The Stain
Blue is the colour of happiness
Sarah read that dirt is merely matter out of place. That was comforting. It meant that there was no moral high ground to be attained by doing housework, since all you were doing was demonstrating your misunderstanding of the true order of things.
In the light of this, Sarah began to revise the way she interpreted the world around her, and to think about the significance of mess. Some stains looked like a catastrophe: a port-wine birthmark across a beloved face, for example. Or red wine splashed across a white dress. Or menstrual blood leaving a streak on an embarrassed chair. Or rouge applied to one cheek and not to another. An iceberg could hole you below your waterline, and a red trail would spread through the Bering Straits. These were all the consequence of biological accident or carelessness. You could conceal them, or tough it out.

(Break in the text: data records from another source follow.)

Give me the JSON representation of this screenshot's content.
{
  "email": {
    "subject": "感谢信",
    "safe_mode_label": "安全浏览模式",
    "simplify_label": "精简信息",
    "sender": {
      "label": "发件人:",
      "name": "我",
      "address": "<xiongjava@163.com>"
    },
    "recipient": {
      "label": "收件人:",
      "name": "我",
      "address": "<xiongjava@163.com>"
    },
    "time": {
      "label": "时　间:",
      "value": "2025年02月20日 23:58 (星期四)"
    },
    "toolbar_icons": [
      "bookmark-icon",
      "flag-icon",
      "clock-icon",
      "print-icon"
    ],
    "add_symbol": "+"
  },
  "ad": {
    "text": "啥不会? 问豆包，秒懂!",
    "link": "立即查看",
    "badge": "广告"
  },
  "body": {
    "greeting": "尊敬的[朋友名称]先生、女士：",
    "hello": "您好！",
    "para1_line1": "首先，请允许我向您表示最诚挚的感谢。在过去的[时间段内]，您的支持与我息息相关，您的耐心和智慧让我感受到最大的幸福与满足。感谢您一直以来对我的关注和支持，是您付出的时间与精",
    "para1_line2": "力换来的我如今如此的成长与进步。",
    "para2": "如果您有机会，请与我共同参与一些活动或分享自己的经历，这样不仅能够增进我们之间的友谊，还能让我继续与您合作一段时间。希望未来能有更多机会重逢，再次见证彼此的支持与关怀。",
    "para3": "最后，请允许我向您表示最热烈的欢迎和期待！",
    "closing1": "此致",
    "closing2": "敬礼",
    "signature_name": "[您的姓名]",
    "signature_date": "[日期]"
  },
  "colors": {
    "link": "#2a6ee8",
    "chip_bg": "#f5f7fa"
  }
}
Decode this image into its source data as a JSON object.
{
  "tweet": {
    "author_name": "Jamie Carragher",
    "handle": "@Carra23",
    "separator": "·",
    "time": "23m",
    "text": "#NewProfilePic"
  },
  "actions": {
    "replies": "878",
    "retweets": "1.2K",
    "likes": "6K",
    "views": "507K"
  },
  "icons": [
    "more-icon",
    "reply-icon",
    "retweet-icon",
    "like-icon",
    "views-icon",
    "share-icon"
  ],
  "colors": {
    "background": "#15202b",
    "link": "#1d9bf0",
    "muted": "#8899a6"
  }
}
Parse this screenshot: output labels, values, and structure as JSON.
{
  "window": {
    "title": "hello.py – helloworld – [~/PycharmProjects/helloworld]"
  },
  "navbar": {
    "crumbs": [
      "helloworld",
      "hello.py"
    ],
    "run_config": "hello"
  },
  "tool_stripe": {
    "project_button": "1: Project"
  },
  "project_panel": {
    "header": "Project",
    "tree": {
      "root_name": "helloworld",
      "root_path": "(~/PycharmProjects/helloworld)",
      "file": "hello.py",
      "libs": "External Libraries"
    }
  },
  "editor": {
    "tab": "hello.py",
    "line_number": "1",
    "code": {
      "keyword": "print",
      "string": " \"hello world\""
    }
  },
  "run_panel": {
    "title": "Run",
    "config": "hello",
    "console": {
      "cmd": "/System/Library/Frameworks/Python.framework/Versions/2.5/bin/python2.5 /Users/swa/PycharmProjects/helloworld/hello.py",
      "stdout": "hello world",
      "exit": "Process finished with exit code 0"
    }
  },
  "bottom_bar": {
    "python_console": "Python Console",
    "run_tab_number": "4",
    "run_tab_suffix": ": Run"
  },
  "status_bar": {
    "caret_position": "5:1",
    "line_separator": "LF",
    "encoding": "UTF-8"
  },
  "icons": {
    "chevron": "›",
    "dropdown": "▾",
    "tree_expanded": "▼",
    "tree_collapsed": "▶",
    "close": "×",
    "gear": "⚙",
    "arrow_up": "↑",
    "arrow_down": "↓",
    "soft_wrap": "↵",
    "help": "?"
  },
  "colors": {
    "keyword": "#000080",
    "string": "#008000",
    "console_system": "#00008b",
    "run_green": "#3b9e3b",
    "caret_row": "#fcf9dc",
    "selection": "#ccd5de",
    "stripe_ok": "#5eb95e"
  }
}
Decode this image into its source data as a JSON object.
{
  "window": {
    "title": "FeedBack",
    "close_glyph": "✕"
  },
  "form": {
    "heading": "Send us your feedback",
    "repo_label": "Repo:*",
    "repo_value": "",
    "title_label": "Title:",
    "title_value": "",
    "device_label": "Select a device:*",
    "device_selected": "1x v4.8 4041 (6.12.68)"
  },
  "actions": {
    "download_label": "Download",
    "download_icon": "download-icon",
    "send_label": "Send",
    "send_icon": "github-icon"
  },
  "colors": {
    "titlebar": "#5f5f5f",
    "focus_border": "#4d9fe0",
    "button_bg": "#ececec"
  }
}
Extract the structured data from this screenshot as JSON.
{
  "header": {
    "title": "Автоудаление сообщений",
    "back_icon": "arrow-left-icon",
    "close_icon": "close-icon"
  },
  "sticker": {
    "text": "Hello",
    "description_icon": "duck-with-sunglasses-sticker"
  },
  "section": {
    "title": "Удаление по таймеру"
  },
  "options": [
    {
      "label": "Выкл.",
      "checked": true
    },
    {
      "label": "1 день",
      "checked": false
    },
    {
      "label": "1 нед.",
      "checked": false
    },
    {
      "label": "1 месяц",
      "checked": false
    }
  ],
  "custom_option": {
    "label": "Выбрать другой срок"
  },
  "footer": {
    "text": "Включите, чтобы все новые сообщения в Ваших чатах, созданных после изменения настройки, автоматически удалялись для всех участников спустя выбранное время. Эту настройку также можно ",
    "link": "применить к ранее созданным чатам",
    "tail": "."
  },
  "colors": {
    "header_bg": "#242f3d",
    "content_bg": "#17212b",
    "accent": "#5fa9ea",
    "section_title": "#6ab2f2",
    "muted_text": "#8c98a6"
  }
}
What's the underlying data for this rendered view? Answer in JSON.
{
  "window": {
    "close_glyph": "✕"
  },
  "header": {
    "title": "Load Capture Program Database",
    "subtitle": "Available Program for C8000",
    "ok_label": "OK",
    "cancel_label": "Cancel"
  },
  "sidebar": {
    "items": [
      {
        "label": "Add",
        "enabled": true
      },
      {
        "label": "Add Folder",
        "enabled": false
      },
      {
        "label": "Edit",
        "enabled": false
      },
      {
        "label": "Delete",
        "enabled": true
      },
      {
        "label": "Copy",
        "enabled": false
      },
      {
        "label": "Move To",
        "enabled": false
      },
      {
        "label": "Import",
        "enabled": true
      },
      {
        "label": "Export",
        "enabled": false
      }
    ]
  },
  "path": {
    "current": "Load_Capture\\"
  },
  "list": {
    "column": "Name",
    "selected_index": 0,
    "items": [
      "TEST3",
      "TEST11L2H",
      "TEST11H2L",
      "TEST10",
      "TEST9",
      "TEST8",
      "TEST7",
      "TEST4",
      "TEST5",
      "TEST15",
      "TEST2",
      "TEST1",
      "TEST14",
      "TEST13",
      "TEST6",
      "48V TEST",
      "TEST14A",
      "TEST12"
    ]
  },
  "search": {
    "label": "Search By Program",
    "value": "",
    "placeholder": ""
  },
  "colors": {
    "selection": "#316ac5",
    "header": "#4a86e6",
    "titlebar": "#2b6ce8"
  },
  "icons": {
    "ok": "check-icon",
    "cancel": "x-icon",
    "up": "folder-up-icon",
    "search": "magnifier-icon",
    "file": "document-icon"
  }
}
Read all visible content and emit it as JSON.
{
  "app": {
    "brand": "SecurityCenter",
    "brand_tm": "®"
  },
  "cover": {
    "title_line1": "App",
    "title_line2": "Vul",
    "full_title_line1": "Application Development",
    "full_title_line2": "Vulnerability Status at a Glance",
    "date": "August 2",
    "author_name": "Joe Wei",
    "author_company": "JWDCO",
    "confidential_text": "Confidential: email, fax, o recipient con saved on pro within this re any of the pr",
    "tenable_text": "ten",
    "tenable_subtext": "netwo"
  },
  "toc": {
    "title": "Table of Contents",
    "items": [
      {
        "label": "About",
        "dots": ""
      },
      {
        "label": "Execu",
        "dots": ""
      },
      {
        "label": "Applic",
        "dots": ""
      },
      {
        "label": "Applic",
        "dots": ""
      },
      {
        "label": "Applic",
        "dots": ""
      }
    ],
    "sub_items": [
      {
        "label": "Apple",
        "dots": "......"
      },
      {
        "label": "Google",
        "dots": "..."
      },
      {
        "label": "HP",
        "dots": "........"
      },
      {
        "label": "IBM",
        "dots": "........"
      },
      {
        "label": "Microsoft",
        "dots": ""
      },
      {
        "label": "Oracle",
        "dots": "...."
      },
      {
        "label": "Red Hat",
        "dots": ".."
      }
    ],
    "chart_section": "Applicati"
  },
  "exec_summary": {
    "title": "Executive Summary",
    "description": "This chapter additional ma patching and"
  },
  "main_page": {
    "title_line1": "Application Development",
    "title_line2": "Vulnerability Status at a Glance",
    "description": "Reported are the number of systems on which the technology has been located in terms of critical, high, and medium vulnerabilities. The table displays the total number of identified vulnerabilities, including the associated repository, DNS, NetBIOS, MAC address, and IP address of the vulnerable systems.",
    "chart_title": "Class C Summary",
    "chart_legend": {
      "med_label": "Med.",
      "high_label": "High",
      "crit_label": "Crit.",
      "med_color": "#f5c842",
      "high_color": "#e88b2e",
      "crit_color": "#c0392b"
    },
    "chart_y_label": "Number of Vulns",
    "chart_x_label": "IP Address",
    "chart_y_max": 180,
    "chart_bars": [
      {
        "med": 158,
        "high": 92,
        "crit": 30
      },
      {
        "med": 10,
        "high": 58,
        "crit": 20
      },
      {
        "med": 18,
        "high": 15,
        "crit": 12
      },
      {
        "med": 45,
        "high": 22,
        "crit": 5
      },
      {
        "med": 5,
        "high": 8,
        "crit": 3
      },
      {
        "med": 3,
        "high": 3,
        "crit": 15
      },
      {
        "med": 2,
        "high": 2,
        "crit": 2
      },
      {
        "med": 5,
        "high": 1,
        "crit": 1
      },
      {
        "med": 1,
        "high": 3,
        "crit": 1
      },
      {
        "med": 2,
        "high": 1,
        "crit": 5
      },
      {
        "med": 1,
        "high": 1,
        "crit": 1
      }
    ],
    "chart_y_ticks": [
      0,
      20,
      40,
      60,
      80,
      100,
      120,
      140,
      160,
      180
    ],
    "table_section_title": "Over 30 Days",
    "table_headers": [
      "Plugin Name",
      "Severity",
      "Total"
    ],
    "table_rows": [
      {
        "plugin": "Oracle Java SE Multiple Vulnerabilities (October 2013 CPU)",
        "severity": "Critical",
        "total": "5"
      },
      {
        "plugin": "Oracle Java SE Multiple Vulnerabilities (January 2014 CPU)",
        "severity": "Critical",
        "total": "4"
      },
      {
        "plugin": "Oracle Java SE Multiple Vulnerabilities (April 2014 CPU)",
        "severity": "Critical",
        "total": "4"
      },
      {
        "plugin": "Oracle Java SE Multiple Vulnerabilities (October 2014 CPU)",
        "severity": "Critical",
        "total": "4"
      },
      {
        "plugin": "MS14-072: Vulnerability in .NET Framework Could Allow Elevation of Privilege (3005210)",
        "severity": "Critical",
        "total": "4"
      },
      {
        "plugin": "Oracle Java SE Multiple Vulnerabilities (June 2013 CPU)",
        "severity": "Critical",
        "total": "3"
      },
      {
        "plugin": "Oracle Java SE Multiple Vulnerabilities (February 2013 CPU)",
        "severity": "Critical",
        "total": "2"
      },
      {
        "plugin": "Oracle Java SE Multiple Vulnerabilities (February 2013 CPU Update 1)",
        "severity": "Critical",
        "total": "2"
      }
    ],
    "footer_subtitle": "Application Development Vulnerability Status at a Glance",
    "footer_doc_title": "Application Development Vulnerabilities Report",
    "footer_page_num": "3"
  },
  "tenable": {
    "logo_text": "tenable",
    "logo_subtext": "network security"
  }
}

Why, Sarah wondered, was the red stain so problematical? Was it because it reminded us of our animal nature: of the juice that courses through our veins? What about other colours? She’d like to see some blue ones: Curacao, cerulean ink, azure paint spattered against a wall. Blue to her was the tincture of happiness: of cloudless skies, of peerless water, of spruce trees in the sun, of bluebells hiding away. Where were the blue stains? And what to do with them?
Then something happened. Sarah’s life was suddenly transformed by a piercing joy which tore through the ether: it was like a comet with a blue tail. When she saw it coming towards her, she suddenly realised that all was well, and that there were others like her: she was not alone after all. Now that bright ball burst into her room and broke, and the blue stain spread across the floor. It smelled like honey, it was viscous, it was warm. It was too precious to show to anyone. Sarah pulled a rug over it. The perfume filled the room, and the sapphire stain hummed from its hiding place. She was happy at last.